Two years ago, in a radio interview with Tony Perkins, the president of the Family Research Council, which has been deemed a hate group by the Southern Poverty Law Center, Blackwell appeared to blame the deaths of six individuals in a 2014 mass shooting in Isla Vista, Calif., on the LGBT rights movement, saying it undermined "natural marriage."
In an unsuccessful gubernatorial bid in 2006, the former Ohio secretary of state claimed that being gay was a "choice" that could be "changed."
"I think it's a transgression against God's law," he told the Columbus Dispatch at the time. "And I think you make good choices and bad choices in terms of lifestyle. Our expectation is that one's genetic makeup might make one more inclined to be an arsonist or might make one more inclined to be a kleptomaniac. Do I think they can be changed? Yes."
The American Psychiatric Association de-pathologized homosexuality in 1973, when it was removed from the Diagnostic and Statistical Manual of Mental Disorders. Other professional groups quickly followed suit . . . . In 1981, the World Health Organization removed homosexuality from its list of mental illnesses.
Vice President-elect Mike Pence has also appeared to support conversion therapy. When he was running for Congress in 2000, Pence's website declared that money set aside by the federal CARE Act, to help indigent HIV/AIDS patients, also be "directed toward those institutions which provide assistance to those seeking to change their sexual behavior." (The Trump transition team has not responded for a request for comment.)
Experts around the world have condemned conversion therapy as not only lacking empirical validity but as unhealthy, especially for young people, causing depression, anxiety, addiction and even suicide.
At least five states and the District of Columbia have passed legislation forbidding mental health professionals from offering conversion therapy to minors. Last year, a New Jersey judge ruled that a conversion therapy group called JONAH had violated the state's consumer protection statute by fraudulently advertising a cure for being gay. The judge also found the group's business practices "unconscionable."
"The promotion of reparative or conversion therapy goes beyond its obvious market of disaffected lesbian, gay and bisexual people. This campaign attempts to influence public opinion and justify anti-gay discrimination by inaccurately portraying homosexuality as a mental disorder and a social evil. Conversion therapy, then, is more than just a clinical issue. It figures prominently in the national debate over lesbian and gay civil rights."

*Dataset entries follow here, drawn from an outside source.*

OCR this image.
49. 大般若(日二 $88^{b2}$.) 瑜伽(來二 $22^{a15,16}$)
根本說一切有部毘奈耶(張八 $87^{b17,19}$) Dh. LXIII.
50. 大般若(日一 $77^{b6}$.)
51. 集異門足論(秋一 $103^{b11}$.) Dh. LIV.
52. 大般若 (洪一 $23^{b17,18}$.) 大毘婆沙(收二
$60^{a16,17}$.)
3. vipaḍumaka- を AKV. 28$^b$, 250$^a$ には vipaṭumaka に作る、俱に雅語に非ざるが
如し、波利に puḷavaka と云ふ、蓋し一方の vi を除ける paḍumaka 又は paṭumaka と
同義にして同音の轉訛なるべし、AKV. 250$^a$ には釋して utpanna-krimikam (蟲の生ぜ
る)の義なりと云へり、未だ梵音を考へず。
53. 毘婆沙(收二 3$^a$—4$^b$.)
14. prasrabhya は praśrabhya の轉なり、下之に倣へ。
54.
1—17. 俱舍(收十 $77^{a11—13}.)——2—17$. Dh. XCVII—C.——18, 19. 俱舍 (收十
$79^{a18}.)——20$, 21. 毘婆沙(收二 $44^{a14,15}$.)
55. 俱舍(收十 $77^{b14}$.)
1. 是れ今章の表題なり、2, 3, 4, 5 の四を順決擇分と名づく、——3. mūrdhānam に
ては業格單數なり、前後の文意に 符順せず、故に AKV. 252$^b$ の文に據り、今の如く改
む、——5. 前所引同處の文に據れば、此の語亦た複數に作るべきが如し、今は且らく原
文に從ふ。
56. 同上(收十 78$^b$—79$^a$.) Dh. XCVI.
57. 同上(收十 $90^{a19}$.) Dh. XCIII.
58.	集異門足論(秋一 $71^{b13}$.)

In 1999, a report titled "Just the Facts About Sexual Orientation" was released specifically denouncing reparative therapy as having little or no effectiveness and instead contributing to discrimination against LGBT people. It was co-signed by 10 prestigious organizations: the American Academy of Pediatrics, the American Counseling Association, the American Association of School Administrators, the American Federation of Teachers, the American Psychological Association, the American School Health Association, Interfaith Alliance, the National Association of School Psychologists, the National Association of Social Workers and the National Education Association.
Those who supported Trump not only signed on to a racist agenda but also the embrace of ignorance and religious extremism. If they now claim that they did not know what Trump's agenda included, shame on them for their laziness and irresponsible conduct. Belatedly saying "I'm sorry" simply doesn't cut it. Do NOT expect forgiveness or understanding from your LGBT neighbors and friends.